Your people engagement plan

What must be understood is that individuals will experience this transition at a speed and magnitude unique to them. Transitions can be difficult to navigate in any field and are common to employees involved in a cloud transformation initiative.

Take systems engineers who are being transitioned to DevOps engineers. They are taking on an exciting new job that is important to the organization's move to cloud-first practices, but they may not perceive it that way. Even though they can see company outcomes improving, they may still struggle, taking months to become comfortable with the new process and responsibilities.

As people are faced with change, they experience a series of losses, including loss of control, loss of confidence, loss of competence, and even loss of their identity. They may have been happy in their old job: They were subject-matter experts, had deep knowledge of the organization, and knew who to go to and how to get things done. That legacy of knowledge may no longer be important in their new role, leaving them feeling less needed or less important.

Since everyone's acceptance of change is unique, organizations must create a plan to engage employees and stakeholders. A governing body of cloud transformation deciders—a Cloud Business Office (CBO) —has proved an effective mechanism to manage the changes brought by cloud transformation.

A thoughtful change strategy addresses three dimensions of people engagement: 1) recognize the impact of change on people, 2) establish the activities that positively identify those affected, and 3) know-how and when to address potential issues.

Management needs to identify who is impacted by the cloud transformation, identifying stakeholder groups such as program sponsors, change agents, influencers, and resistors.

The next step is to outline activities to support each group.
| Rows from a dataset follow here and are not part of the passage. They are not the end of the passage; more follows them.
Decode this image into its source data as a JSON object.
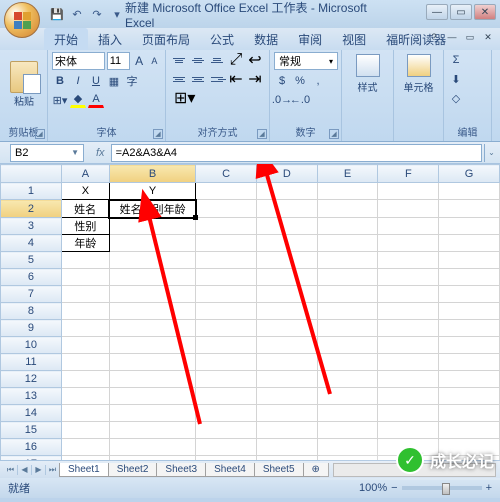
{
  "titlebar": {
    "title": "新建 Microsoft Office Excel 工作表 - Microsoft Excel"
  },
  "tabs": {
    "items": [
      "开始",
      "插入",
      "页面布局",
      "公式",
      "数据",
      "审阅",
      "视图",
      "福昕阅读器"
    ],
    "active_index": 0
  },
  "ribbon": {
    "clipboard": {
      "paste": "粘贴",
      "label": "剪贴板"
    },
    "font": {
      "name": "宋体",
      "size": "11",
      "label": "字体",
      "grow": "A",
      "shrink": "A"
    },
    "alignment": {
      "label": "对齐方式"
    },
    "number": {
      "format": "常规",
      "label": "数字"
    },
    "styles": {
      "btn": "样式",
      "label": ""
    },
    "cells": {
      "btn": "单元格",
      "label": ""
    },
    "editing": {
      "sigma": "Σ",
      "label": "编辑"
    }
  },
  "formula": {
    "namebox": "B2",
    "fx": "fx",
    "content": "=A2&A3&A4"
  },
  "grid": {
    "columns": [
      "A",
      "B",
      "C",
      "D",
      "E",
      "F",
      "G"
    ],
    "rows": 17,
    "data": {
      "A1": "X",
      "B1": "Y",
      "A2": "姓名",
      "B2": "姓名性别年龄",
      "A3": "性别",
      "A4": "年龄"
    },
    "active_cell": "B2"
  },
  "sheets": {
    "items": [
      "Sheet1",
      "Sheet2",
      "Sheet3",
      "Sheet4",
      "Sheet5"
    ],
    "active_index": 0
  },
  "statusbar": {
    "status": "就绪",
    "zoom": "100%"
  },
  "watermark": {
    "brand": "成长必记",
    "bg": "Bai"
  }
}
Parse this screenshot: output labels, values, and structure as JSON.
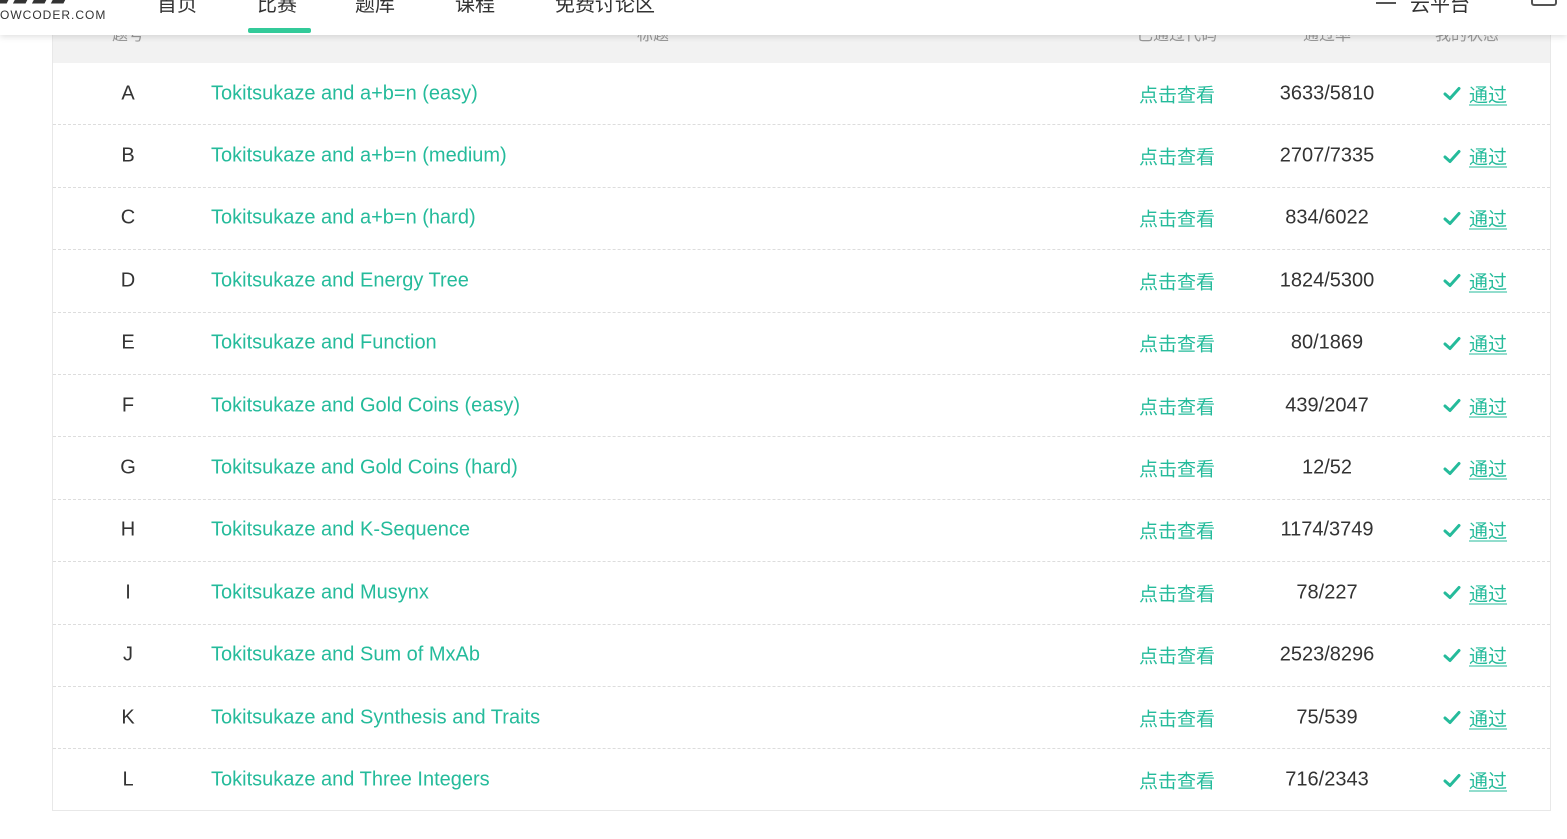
{
  "header": {
    "logo_sub": "OWCODER.COM",
    "nav": [
      "首页",
      "比赛",
      "题库",
      "课程",
      "免费讨论区"
    ],
    "active_nav_index": 1,
    "right_nav_label": "云平台",
    "accent_color": "#32ca99"
  },
  "table": {
    "columns": [
      "题号",
      "标题",
      "已通过代码",
      "通过率",
      "我的状态"
    ],
    "link_color": "#25bb9b",
    "rows": [
      {
        "id": "A",
        "title": "Tokitsukaze and a+b=n (easy)",
        "code": "点击查看",
        "rate": "3633/5810",
        "status": "通过"
      },
      {
        "id": "B",
        "title": "Tokitsukaze and a+b=n (medium)",
        "code": "点击查看",
        "rate": "2707/7335",
        "status": "通过"
      },
      {
        "id": "C",
        "title": "Tokitsukaze and a+b=n (hard)",
        "code": "点击查看",
        "rate": "834/6022",
        "status": "通过"
      },
      {
        "id": "D",
        "title": "Tokitsukaze and Energy Tree",
        "code": "点击查看",
        "rate": "1824/5300",
        "status": "通过"
      },
      {
        "id": "E",
        "title": "Tokitsukaze and Function",
        "code": "点击查看",
        "rate": "80/1869",
        "status": "通过"
      },
      {
        "id": "F",
        "title": "Tokitsukaze and Gold Coins (easy)",
        "code": "点击查看",
        "rate": "439/2047",
        "status": "通过"
      },
      {
        "id": "G",
        "title": "Tokitsukaze and Gold Coins (hard)",
        "code": "点击查看",
        "rate": "12/52",
        "status": "通过"
      },
      {
        "id": "H",
        "title": "Tokitsukaze and K-Sequence",
        "code": "点击查看",
        "rate": "1174/3749",
        "status": "通过"
      },
      {
        "id": "I",
        "title": "Tokitsukaze and Musynx",
        "code": "点击查看",
        "rate": "78/227",
        "status": "通过"
      },
      {
        "id": "J",
        "title": "Tokitsukaze and Sum of MxAb",
        "code": "点击查看",
        "rate": "2523/8296",
        "status": "通过"
      },
      {
        "id": "K",
        "title": "Tokitsukaze and Synthesis and Traits",
        "code": "点击查看",
        "rate": "75/539",
        "status": "通过"
      },
      {
        "id": "L",
        "title": "Tokitsukaze and Three Integers",
        "code": "点击查看",
        "rate": "716/2343",
        "status": "通过"
      }
    ]
  }
}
We find the process more powerful if organized into the following six organizational change management disciplines:

  1. Leadership and executive sponsorship. Committed and engaged leadership reinforces throughout the organization that the change initiative is a priority that will endure. By focusing employees at all levels on the outcomes, leaders can manage employees through the "realization" phase and into "integration."
  2. Stakeholder management. Effective cloud transformation engages clients and suppliers as well as the employees and defines expectations and measures of success. An effective CBO establishes a clear view of the steps in the transformation and helps stakeholders understand where the transformation is in its maturity, the next steps, and the wins that have been achieved.
  3. Communication. A multilevel communication plan addresses the organization, team, and individual levels on how the transformation will roll out. Be clear and consistent about what is changing and what is not. Never underestimate the number of times employees need to hear the same message before it sinks in.
  4. Reskilling, education, and training. Retraining is a given with cloud transformation. Hiring new talent is time consuming and expensive, so as far as possible, identify employees with potential to excel in new roles and focus on building confidence and motivation.
  5. Performance incentive programs. A transition to a cloud-first operating model brings opportunity to revisit what performance means and how you reward employees. By aligning metrics to successful outcomes, leaders can motivate employees to embrace the transition and adapt their skills and behaviors appropriately. Individual and team resistance will hurt success, so the organization must adapt appropriately.
  6. Organizational alignment. A cloud-first approach fundamentally changes the way things are done. Models such as Scrum, DevOps, and continuous delivery require new ways of operating. This goes beyond individual skills to breaking down silos and requiring employees and groups to interact in new ways and often with new business units they may not have interacted with previously. This, as much as the technology, is what makes cloud transformational.